A Simple MWE code for RuntimeGeneratedFunction.jl here >>

More below :

# WORKS WAS -- f_symbolic_ans(x) = (x^3-x^2+1)
str_f_symbolic_BigD = "f_symbolic_ans(x) = (x^3-x^2+1)"
func_f_symbolic_BigD = @RuntimeGeneratedFunction(Meta.parse(str_f_symbolic_BigD))
#
f371 = ApproxFun.Fun(x->func_f_symbolic_BigD(x),Domain(r_left_x..r_right_x))

Also figured out my answer to "… quickly handling / removing Inf from answers "
via

# Base.Generator{  
gen_iter_f2 = ( r_x for r_x in Iterators.filter( x -> ( isfinite(ApproxFun.extrapolate(f371,x)) & isfinite(ApproxFun.extrapolate(funjac_u1,x)) )
                ,range_x ) )

However @Gaussia if you have “… figured out a better approach for achieving what I wanted, without using Jump. …”
I’d love to know what it was, could you outline a sketch in pseudo-code or such ?

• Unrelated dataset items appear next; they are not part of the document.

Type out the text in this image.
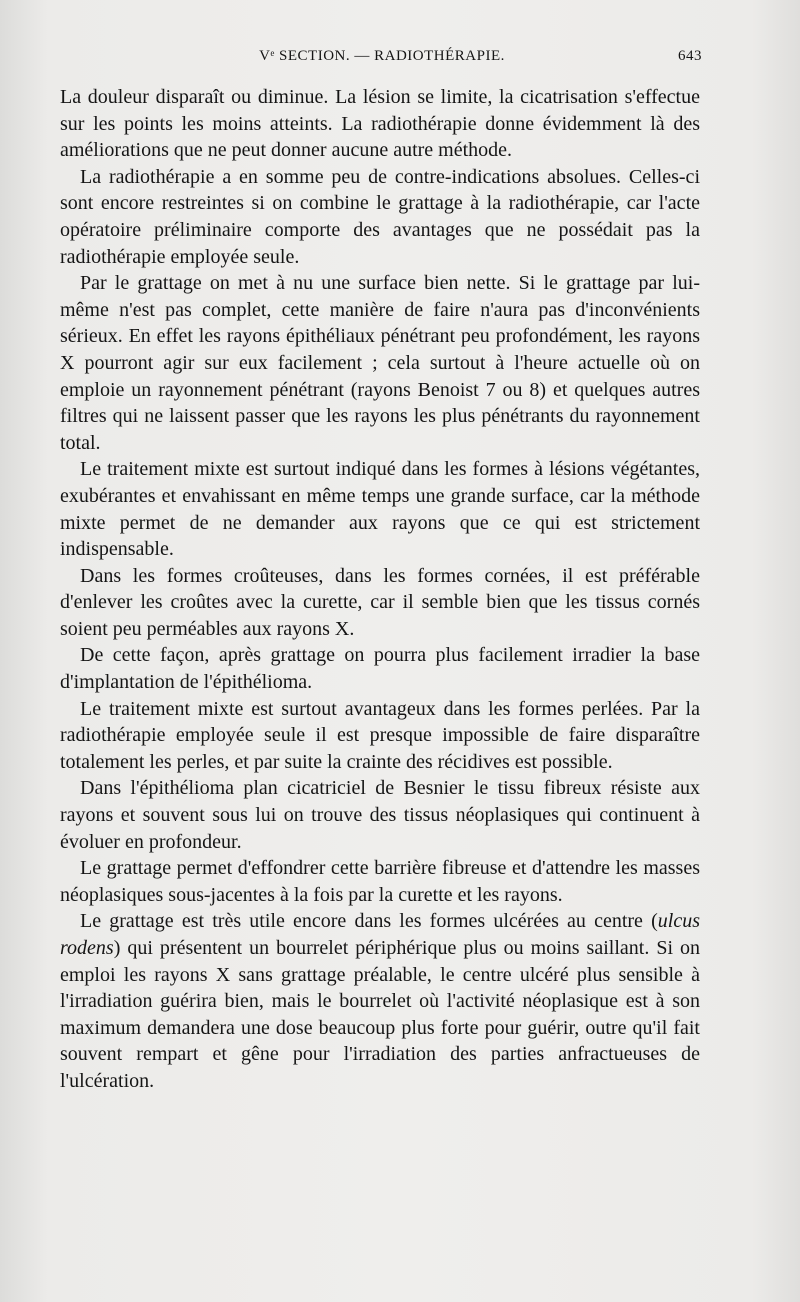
Vᵉ SECTION. — RADIOTHÉRAPIE.	643

La douleur disparaît ou diminue. La lésion se limite, la cicatrisation s'effectue sur les points les moins atteints. La radiothérapie donne évidemment là des améliorations que ne peut donner aucune autre méthode.

La radiothérapie a en somme peu de contre-indications absolues. Celles-ci sont encore restreintes si on combine le grattage à la radiothérapie, car l'acte opératoire préliminaire comporte des avantages que ne possédait pas la radiothérapie employée seule.

Par le grattage on met à nu une surface bien nette. Si le grattage par lui-même n'est pas complet, cette manière de faire n'aura pas d'inconvénients sérieux. En effet les rayons épithéliaux pénétrant peu profondément, les rayons X pourront agir sur eux facilement ; cela surtout à l'heure actuelle où on emploie un rayonnement pénétrant (rayons Benoist 7 ou 8) et quelques autres filtres qui ne laissent passer que les rayons les plus pénétrants du rayonnement total.

Le traitement mixte est surtout indiqué dans les formes à lésions végétantes, exubérantes et envahissant en même temps une grande surface, car la méthode mixte permet de ne demander aux rayons que ce qui est strictement indispensable.

Dans les formes croûteuses, dans les formes cornées, il est préférable d'enlever les croûtes avec la curette, car il semble bien que les tissus cornés soient peu perméables aux rayons X.

De cette façon, après grattage on pourra plus facilement irradier la base d'implantation de l'épithélioma.

Le traitement mixte est surtout avantageux dans les formes perlées. Par la radiothérapie employée seule il est presque impossible de faire disparaître totalement les perles, et par suite la crainte des récidives est possible.

Dans l'épithélioma plan cicatriciel de Besnier le tissu fibreux résiste aux rayons et souvent sous lui on trouve des tissus néoplasiques qui continuent à évoluer en profondeur.

Le grattage permet d'effondrer cette barrière fibreuse et d'attendre les masses néoplasiques sous-jacentes à la fois par la curette et les rayons.

Le grattage est très utile encore dans les formes ulcérées au centre (ulcus rodens) qui présentent un bourrelet périphérique plus ou moins saillant. Si on emploi les rayons X sans grattage préalable, le centre ulcéré plus sensible à l'irradiation guérira bien, mais le bourrelet où l'activité néoplasique est à son maximum demandera une dose beaucoup plus forte pour guérir, outre qu'il fait souvent rempart et gêne pour l'irradiation des parties anfractueuses de l'ulcération.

You can do this in JuMP, but it requires some advanced usage of the raw expression input.

using JuMP, Ipopt
model = Model(Ipopt.Optimizer)
@variable(model, x[1:2] >= 0)
constraints = [
    (x, y) -> (x - y)^2,
    (x, y) -> x + y,
]
for (i, con) in enumerate(constraints)
    f = Symbol("f$(i)")
    register(model, f, 2, con; autodiff = true)
    add_NL_constraint(model, :($(f)($(x[1]), $(x[2])) == $(i - 1)))
end
optimize!(model)
2 Likes

Thanks for the reply, although I am still having difficulties. Can you explain though what is wrong here? It gives KeyError: key :fg not found for some reason. As far as I can tell, it’s the same as the above? Thanks!

using JuMP
model = Model()
@variables(model, begin
    -5 <= x[1:5] <= 5
    -4 <= y[1:3] <= 1
    -30 <= z
end)
# Testing expression parsing
ex = :((x, y, z) -> sum(x[i] for i=1:4) - y[1] * y[2] + z)
symb = :fg
JuMP.register(model, symb, 3, eval(ex); autodiff = true)
vars = [x,y,z]
JuMP.add_NL_constraint(model, :($(symb)($(vars)...) >= 0))

You have multiple issues.

  1. You cannot pass vectors to user-defined functions: https://jump.dev/JuMP.jl/stable/nlp/#User-defined-functions-with-vector-inputs-1
  2. Splatting vars is not doing what you thing. You need [x; y; z]
  3. JuMP’s raw expression syntax is subtle. You need to construct the expression prior to splatting.

Putting everything together, you want something like:

model = Model()
@variables(model, begin
    -5 <= x[1:5] <= 5
    -4 <= y[1:3] <= 1
    -30 <= z
end)
ex = :((x...) -> sum(x[i] for i=1:4) - x[5] * x[6] + x[7])
f_ex = eval(ex)
symb = :fg
vars = [x; y; z]
JuMP.register(model, symb, length(vars), f_ex; autodiff = true)
expr = Expr(:call, symb, vars...)
JuMP.add_NL_constraint(model, :($(expr) >= 0))

FYI, I resolved the issue by managing to “flatten” the inputs to the constraints. Still though, it would have been nice if JuMP had been able to handle vector inputs out of the box! Resolved.